The Braves are depending on the guy to play first base and anchor the offense behind Chipper. A lot of ink has been spilt regarding the nature of this gamble. Most of it is tinged to no small extent with "is this all" bitterness. I understand the bitterness. Expectations were set higher than an injury rehab, flipping Javy Vazquez for Melky Cabrerra and a LOTTO, and Eric Hinske. Nonetheless, deflated expectations is no reason to frag the analysis on what Glaus is likely to bring to the table. 33 years old, which isn't young but isn't Chipper either. Prior to last year's season lost to shoulder surgery he posted four straight years of 120-something OPS+. Gets on base and hits the ball hard. What's not to love?
Oh, you say, it's the whole shoulder surgery thing? I can understand that. But here's the thing. No one outside of the Braves' (and maybe the Cards') medical staff know a good damned googly shite about Troy Glaus' shoulder. Mark Bowman and Dave O'Brien don't know anything about it. Neither Szymborski and Tango and whomever is doing projections at BP these days have a singular clue about it. None of the great unwashed blogging hordes know a damned thing. (I include Will Carroll here.) All of which means that Glaus represents the worst possible scenario for the sabremetric cognoscenti. He is a case for which we have no reliable data. He quite literally can't be predicted. The most important factor anyone would need is locked tight underneath the medical staff's non-compete clauses and Glaus' right to privacy.

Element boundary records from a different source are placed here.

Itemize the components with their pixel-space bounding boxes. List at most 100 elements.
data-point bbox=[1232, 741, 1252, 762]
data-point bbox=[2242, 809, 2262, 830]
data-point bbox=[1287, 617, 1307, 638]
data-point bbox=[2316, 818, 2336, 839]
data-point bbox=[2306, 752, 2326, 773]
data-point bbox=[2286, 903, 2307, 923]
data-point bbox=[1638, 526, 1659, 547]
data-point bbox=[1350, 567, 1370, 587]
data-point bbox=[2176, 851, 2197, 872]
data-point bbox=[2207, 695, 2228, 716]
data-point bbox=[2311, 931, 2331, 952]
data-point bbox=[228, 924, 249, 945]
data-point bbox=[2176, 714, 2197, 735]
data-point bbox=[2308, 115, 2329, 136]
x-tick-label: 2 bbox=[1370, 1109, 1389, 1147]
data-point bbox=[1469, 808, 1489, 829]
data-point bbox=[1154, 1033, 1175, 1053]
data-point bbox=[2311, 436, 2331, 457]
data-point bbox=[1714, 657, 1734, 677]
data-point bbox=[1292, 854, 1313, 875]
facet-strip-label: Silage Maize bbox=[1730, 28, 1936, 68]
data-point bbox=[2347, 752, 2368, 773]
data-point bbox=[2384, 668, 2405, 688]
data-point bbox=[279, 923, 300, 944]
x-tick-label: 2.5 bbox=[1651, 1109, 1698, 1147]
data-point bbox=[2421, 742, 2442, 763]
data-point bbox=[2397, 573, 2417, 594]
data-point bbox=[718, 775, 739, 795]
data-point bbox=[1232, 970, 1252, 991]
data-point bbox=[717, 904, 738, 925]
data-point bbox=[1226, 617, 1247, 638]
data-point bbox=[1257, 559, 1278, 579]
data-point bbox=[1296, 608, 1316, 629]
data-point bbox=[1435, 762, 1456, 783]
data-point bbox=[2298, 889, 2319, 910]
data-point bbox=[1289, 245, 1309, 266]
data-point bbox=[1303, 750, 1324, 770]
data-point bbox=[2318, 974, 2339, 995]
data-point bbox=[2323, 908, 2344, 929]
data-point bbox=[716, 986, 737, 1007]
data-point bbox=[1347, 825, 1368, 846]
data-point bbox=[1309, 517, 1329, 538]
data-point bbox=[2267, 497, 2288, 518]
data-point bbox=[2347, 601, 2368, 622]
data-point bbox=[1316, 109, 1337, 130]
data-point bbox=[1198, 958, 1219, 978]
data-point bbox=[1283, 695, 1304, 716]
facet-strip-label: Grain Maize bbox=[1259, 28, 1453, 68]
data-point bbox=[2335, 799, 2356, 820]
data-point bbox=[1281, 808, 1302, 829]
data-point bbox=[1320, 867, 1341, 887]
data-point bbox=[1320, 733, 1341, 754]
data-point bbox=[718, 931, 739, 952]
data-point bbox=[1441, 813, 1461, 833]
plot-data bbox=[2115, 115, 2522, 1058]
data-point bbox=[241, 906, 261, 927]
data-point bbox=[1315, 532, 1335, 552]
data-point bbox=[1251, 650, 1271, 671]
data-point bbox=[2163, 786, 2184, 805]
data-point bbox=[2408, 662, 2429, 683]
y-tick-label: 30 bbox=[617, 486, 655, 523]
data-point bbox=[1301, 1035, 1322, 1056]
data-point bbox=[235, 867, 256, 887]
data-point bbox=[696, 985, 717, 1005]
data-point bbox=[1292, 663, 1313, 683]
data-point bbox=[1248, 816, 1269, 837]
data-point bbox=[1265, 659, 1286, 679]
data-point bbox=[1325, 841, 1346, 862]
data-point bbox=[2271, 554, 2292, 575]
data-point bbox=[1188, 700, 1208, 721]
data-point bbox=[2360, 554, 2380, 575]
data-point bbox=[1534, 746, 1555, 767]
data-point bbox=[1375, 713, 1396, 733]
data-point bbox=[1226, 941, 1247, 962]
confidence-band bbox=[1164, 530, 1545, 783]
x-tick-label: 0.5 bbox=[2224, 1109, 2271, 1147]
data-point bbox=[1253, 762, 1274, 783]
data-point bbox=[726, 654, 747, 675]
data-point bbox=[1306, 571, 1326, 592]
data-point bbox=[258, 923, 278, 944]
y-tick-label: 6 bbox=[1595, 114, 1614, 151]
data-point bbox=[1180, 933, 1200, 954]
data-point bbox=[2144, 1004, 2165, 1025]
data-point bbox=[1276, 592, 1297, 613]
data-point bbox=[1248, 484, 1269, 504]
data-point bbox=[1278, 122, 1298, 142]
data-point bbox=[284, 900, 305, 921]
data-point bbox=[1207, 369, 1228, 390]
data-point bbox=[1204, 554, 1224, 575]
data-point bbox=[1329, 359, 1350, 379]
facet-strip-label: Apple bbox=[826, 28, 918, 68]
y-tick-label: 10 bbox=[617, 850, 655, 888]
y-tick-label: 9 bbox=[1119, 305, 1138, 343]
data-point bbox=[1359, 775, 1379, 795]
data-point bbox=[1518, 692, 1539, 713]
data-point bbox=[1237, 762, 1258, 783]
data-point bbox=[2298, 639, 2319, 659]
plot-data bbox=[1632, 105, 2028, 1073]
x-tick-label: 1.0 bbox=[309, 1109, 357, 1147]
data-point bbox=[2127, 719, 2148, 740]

With that said, we are solely dependent on the Braves' word. It's a position we never feel comfortable in, but it is the case nonetheless. Atlanta says Glaus is likely to hit his bonus metrics, all of which hinge on playing time. The Braves believe Glaus' shoulder will be fine. Considering how dead on accurate they were regarding John Smoltz' shoulder last year, I see no reason to not believe them. Until shown otherwise, I'm pencilling Glaus in for 265/365/480. I'll take a 120 OPS+ in the cleanup spot, thank you very much. Considering the Casey Kotchman Horror of 2009, that's a nice thing to look forward to.